Forsu kırılmak deyiminin anlamı
İtibar ve onuru sarsılmak.
Örnek: Kendi mekanında fena dayak atmışlar, acayip forsu kırılmış.
Forsu olmak deyiminin anlamı
Bir konuda saygınlığı, gücü, söz geçirirliği bulunmak.
Örnek: Forsu olduğu için, ondan yardım almalıyız.
Forsunu kaybetmek deyiminin anlamı
Etkinliğini ve saygınlığını kaybetmek.
Örnek: Eskisi kadar etkili değil, forsunu kaybetmeye başladı.
Fors satmak deyiminin anlamı
Kendini itibarlı bir insanmış gibi göstermek, böbürlenmek.
Örnek: Fors satmayı biliyorsun, ama iş yapmaktan kaçıyorsun.
Örnek 2: Fors satma canım, beni de seni de iyi tanırlar.
Örnek 3: Sosyal medyada fors satıyor, ama gerçekte hali perişan.
Forsu kalmamak deyiminin anlamı
Sözü geçmez olmak; bir konuda saygınlığı, gücü kalmamak.
Örnek: Adamları arasında da forsu kalmayacak onun.

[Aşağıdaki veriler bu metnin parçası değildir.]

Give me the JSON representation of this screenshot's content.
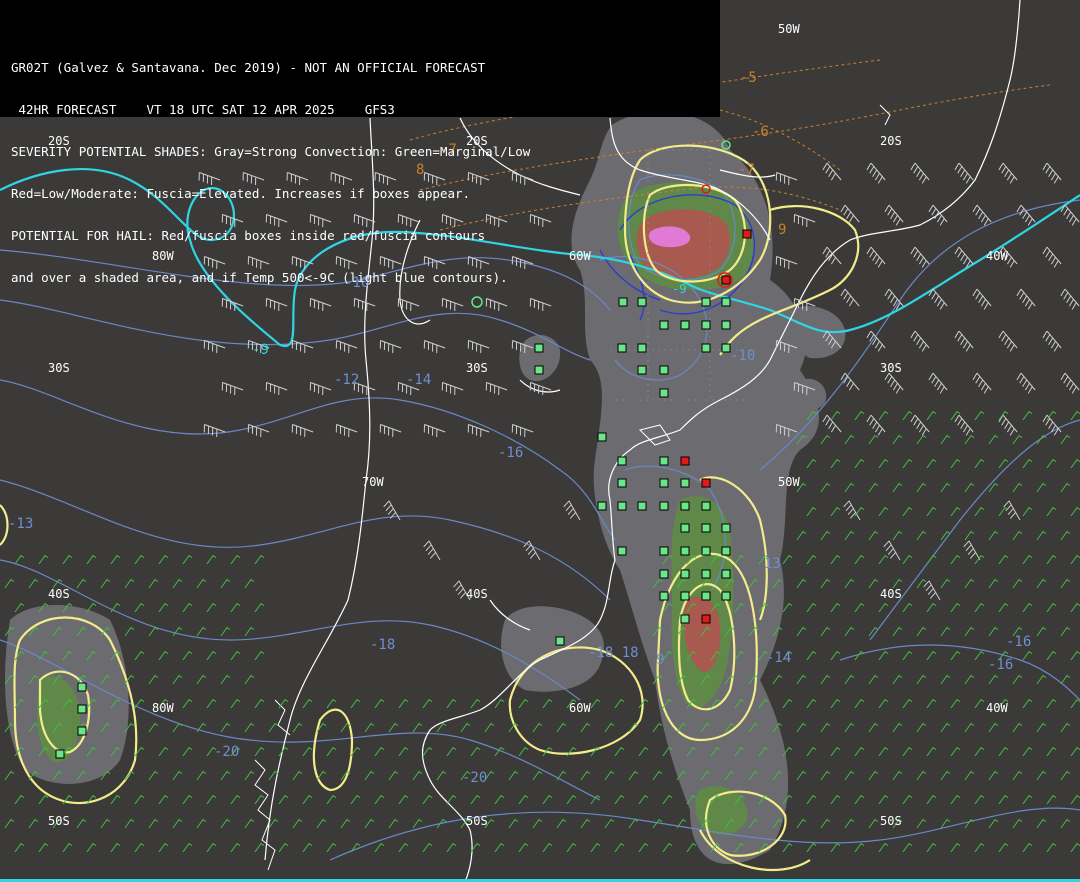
{
  "header": {
    "line1": "GR02T (Galvez & Santavana. Dec 2019) - NOT AN OFFICIAL FORECAST",
    "line2": " 42HR FORECAST    VT 18 UTC SAT 12 APR 2025    GFS3",
    "line3": "SEVERITY POTENTIAL SHADES: Gray=Strong Convection: Green=Marginal/Low",
    "line4": "Red=Low/Moderate: Fuscia=Elevated. Increases if boxes appear.",
    "line5": "POTENTIAL FOR HAIL: Red/fuscia boxes inside red/fuscia contours",
    "line6": "and over a shaded area, and if Temp 500<-9C (light blue contours)."
  },
  "grid_labels": {
    "lon_50w_top": "50W",
    "lat_20s_left": "20S",
    "lat_20s_mid": "20S",
    "lat_20s_right": "20S",
    "lon_80w_a": "80W",
    "lon_60w_a": "60W",
    "lon_40w_a": "40W",
    "lat_30s_left": "30S",
    "lat_30s_mid": "30S",
    "lat_30s_right": "30S",
    "lon_70w": "70W",
    "lon_50w_mid": "50W",
    "lat_40s_left": "40S",
    "lat_40s_mid": "40S",
    "lat_40s_right": "40S",
    "lon_80w_b": "80W",
    "lon_60w_b": "60W",
    "lon_40w_b": "40W",
    "lat_50s_left": "50S",
    "lat_50s_mid": "50S",
    "lat_50s_right": "50S"
  },
  "contour_labels": {
    "orange_m5": "-5",
    "orange_m6": "-6",
    "orange_m7a": "-7",
    "orange_m7b": "-7",
    "orange_8": "8",
    "orange_9": "9",
    "cyan_m9": "-9",
    "cyan_m9b": "-9",
    "blue_m10": "-10",
    "blue_m10b": "-10",
    "blue_m12": "-12",
    "blue_m14": "-14",
    "blue_m16": "-16",
    "blue_m13a": "-13",
    "blue_m13b": "13",
    "blue_m18a": "-18",
    "blue_m18b": "-18 18",
    "blue_m14b": "-14",
    "blue_m16b": "-16",
    "blue_m16c": "-16",
    "blue_m20a": "-20",
    "blue_m20b": "-20",
    "blue_m9c": "9"
  },
  "colors": {
    "background": "#3b3a39",
    "coastline": "#ffffff",
    "cyan_contour": "#2fd5e3",
    "blue_contour": "#6f8fcf",
    "orange_contour": "#c8812c",
    "yellow_contour": "#f2ec8c",
    "gray_shade": "#77767a",
    "green_shade": "#5f8f4a",
    "red_shade": "#a9584f",
    "fuscia_shade": "#e27ad4",
    "box_green": "#6be58a",
    "box_red": "#e01919",
    "barb_white": "#cfcfcf",
    "barb_green": "#3fbf3f"
  }
}
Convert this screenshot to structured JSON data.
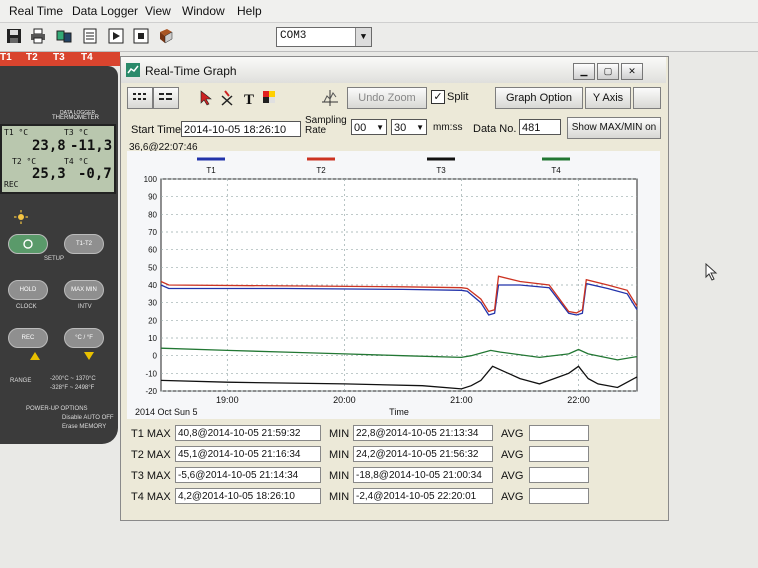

Forsunu yitirmek deyiminin anlamı
Etkinliğini ve saygınlığını kaybetmek.
Örnek: Eskisi kadar etkili değil, forsunu yitirmeye başladı.
Fors yapmak deyiminin anlamı
Kendini itibarlı bir insanmış gibi göstermek, böbürlenmek.
Örnek: Fors yapmayı biliyorsun, ama iş yapmaktan kaçıyorsun.
Örnek 2: Fors yapma canım, beni de seni de iyi tanırlar.
Örnek 3: Sosyal medyada fors yapıyor, ama gerçekte hali perişan.